A falta de mão-de-obra qualificada e a escassez de recursos construtivos refletem-se, sim, na edificação de novas casas; mas também se refletem, e cada vez mais, na impossibilidade de cuidar das que já temos, o que, logicamente, deve preocupar-nos a todos.
Neste contexto, é urgente agir. É urgente recrutar. É urgente preparar. É urgente formar. É urgente dignificar profissões absolutamente essenciais para a qualidade de vida de todos nós. Hoje, encontrar um canalizador, um eletricista, um pedreiro ou um pintor tornou-se, para muitos portugueses, um exercício de frustração. É urgente, também, que se compreenda que esta escassez de mão-de-obra é mais do que um constrangimento económico, acaba por ser um constrangimento de dignidade humana.
É dramático, por exemplo, o cenário que enfrentam milhares de idosos que vivem em casas degradadas, onde um cano que rebentou ou uma avaria elétrica podem pôr em causa a segurança, a higiene e a habitabilidade mínima. E nas condições descritas, não conseguem encontrar quem resolva esses problemas. Não conseguem porque não há. O problema, antes localizado, tornou-se estrutural. Tornou-se transversal. Tornou-se visível.
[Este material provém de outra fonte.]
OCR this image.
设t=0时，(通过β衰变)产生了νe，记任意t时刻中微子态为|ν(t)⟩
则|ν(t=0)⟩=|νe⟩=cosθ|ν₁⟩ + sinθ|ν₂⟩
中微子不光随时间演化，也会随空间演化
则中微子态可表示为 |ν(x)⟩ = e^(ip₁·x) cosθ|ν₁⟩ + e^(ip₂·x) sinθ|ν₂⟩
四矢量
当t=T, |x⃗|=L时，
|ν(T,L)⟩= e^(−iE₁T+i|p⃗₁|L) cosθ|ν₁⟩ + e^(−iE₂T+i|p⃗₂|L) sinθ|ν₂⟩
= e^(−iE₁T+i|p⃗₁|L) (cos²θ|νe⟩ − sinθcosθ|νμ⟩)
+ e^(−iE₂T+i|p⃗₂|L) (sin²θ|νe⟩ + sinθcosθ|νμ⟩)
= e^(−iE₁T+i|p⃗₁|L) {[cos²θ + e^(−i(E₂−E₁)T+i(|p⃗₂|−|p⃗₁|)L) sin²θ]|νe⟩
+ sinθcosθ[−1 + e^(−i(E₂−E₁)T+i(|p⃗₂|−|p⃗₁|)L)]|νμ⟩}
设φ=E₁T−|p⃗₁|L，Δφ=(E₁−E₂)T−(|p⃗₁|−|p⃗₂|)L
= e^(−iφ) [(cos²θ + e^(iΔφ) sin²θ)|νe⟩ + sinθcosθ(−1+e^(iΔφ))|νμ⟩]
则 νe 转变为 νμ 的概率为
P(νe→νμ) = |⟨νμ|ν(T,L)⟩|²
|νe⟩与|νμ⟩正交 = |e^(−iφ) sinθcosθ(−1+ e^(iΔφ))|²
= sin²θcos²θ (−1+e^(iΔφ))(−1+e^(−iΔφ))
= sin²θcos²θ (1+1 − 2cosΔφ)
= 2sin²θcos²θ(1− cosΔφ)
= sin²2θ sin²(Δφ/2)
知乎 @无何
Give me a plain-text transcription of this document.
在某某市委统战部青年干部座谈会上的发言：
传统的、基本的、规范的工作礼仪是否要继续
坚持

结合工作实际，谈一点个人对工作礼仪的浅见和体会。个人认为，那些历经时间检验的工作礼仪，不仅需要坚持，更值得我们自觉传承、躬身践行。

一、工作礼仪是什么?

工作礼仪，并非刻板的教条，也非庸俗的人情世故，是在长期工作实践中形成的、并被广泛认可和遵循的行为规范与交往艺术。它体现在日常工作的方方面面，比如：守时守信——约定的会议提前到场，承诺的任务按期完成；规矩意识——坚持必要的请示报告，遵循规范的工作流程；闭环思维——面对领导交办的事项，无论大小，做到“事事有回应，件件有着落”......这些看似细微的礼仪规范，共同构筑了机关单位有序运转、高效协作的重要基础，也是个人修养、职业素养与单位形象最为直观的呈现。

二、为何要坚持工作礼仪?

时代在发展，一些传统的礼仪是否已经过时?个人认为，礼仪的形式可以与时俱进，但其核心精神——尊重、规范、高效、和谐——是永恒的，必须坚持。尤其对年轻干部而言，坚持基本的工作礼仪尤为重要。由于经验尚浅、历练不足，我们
E tornou-se caro.
Num contexto de escassez, as poucas soluções existentes fazem-se pagar a preços frequentemente descontextualizados da realidade de quem precisa.
Estes constrangimentos são sentidos de forma transversal: se para uma grande empresa já é difícil encontrar quem execute uma reparação urgente, imagine-se o que será para uma família sem contactos, sem estrutura, sem capacidade de negociação. A precariedade da resposta técnica ameaça tornar-se um traço definidor da nossa realidade habitacional.
Num país em que o parque habitacional é profundamente envelhecido, esta é uma questão que se tornará ainda mais aguda. Com o passar do tempo, todas as casas precisarão de ser reparadas. Todas, sem exceção. E se nada for feito, não haverá quem o faça.
Um inquérito realizado pela AICCOPN revela-nos dados que falam por si: 86% das empresas de obras privadas e 75% das empresas de obras públicas identificam a escassez de trabalhadores qualificados como o principal entrave à sua atividade. Paralelamente, o preço das matérias-primas é já um fator crítico para 39% das empresas. Trata-se, portanto, de um triângulo de pressões: escassez de mão-de-obra, custo dos materiais e desequilíbrio nos preços contratados, que ameaça colapsar o sistema.
Logicamente, não podemos continuar a adiar respostas. É preciso agir estruturalmente, é preciso melhorar a eficiência energética das habitações envelhecidas, é preciso reparar o que está estragado, é preciso pensar estrategicamente e investir. As atividades de construção, reparam, protegem e asseguram continuidade dos espaços onde vivemos.
É tempo de encarar esta realidade com a seriedade exigida. É tempo de devolver prestígio às profissões ligadas à construção, de as tornar apelativas, de investir na sua formação e valorização. E é tempo, também, de perceber que quando falta quem edifica, falta quem cuida das nossas casas e, consequentemente, das nossas pessoas.